I have a dataset on a network storage. I want to cache it, but not to repeat it: a training epoch must run through the whole dataset. Here is my dataset building pipeline:

return tf.data.Dataset.list_files(
        file_pattern
    ).interleave(
        tf.data.TFRecordDataset,
        num_parallel_calls=tf.data.experimental.AUTOTUNE
    ).shuffle(
        buffer_size=2048
    ).batch(
        batch_size=2048,
        drop_remainder=True,
    ).cache(
    ).map(
        map_func=_parse_example_batch,
        num_parallel_calls=tf.data.experimental.AUTOTUNE
    ).prefetch(
        buffer_size=32
    )

如果我按原样使用它,数据集会在每个 epoch 下载.为了避免这种情况,我必须将 .repeat() 步骤添加到管道并使用 model.fit 函数的 steps_per_epoch 关键字.但是,我不知道完整数据集的大小,因此无法传递正确的 steps_per_epoch 值.

If I use it as is, the dataset is downloaded at each epoch.
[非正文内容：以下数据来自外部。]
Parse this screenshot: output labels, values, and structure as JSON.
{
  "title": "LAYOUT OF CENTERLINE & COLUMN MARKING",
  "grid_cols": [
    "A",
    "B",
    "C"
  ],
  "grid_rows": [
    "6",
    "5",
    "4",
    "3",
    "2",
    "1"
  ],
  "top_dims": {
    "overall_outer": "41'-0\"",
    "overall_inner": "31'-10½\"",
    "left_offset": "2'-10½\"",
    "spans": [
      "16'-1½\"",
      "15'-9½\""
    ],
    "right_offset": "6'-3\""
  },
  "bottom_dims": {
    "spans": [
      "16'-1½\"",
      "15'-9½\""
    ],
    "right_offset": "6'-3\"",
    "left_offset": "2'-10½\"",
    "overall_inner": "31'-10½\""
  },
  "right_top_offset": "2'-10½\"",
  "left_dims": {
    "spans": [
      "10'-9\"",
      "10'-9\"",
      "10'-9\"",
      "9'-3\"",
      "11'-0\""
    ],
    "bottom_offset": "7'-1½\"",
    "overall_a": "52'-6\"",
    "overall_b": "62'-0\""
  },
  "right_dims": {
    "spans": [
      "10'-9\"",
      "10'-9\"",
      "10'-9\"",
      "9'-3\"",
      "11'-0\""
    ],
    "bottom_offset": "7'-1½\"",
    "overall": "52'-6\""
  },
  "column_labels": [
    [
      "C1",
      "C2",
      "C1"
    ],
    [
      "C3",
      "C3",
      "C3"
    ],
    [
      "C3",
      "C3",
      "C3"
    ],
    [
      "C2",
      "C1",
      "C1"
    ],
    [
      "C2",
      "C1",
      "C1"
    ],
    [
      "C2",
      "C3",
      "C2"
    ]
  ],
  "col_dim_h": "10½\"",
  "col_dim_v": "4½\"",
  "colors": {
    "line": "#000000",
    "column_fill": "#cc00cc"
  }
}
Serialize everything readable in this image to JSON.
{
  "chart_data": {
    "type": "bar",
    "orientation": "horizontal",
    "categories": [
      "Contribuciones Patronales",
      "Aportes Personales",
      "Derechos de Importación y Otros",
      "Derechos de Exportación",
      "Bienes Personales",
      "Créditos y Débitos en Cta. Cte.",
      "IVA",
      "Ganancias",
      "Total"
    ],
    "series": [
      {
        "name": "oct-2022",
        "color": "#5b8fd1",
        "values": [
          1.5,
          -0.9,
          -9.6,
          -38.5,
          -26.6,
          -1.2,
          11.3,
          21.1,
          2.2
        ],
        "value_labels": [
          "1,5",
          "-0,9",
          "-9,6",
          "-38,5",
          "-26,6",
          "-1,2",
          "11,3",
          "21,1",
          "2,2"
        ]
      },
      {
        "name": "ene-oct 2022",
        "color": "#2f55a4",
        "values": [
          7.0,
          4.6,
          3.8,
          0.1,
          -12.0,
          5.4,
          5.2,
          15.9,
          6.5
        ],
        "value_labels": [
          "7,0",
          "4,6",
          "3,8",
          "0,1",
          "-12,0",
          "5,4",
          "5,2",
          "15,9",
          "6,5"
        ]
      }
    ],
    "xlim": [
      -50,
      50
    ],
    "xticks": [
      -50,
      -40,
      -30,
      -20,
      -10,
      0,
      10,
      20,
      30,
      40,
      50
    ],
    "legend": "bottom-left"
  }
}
To avoid this, I have to add the .repeat() step to the pipeline and use the steps_per_epoch keyword of the model.fit function. However, I do not know the size of the complete dataset and thus I cannot pass the right steps_per_epoch value.

缓存和使用未知大小的数据集的正确方法是什么?

What is the right way to cache and use dataset of unknown size?

谢谢.

在阅读一些 TF 代码时,我(重新)发现了<代码>make_initializable_iterator.看来这正是我要找的,也就是说在同一个数据集上迭代多次(利用第一次迭代后的缓存).但是,这已被弃用,不再是 TF2 中主要 API 的一部分.

While reading some TF code, I (re)discovered the make_initializable_iterator. It seems that it is what I am looking for, that is to say iterate multiple times through the same dataset (taking advantage of the cache after the first iteration). However, this is deprecated and no longer part of the main API in TF2.

更新指令是使用for ... in dataset手动迭代Dataset.难道不是keras.Model.fit函数做了什么?我是否需要手动编写训练循环以获得缓存优势?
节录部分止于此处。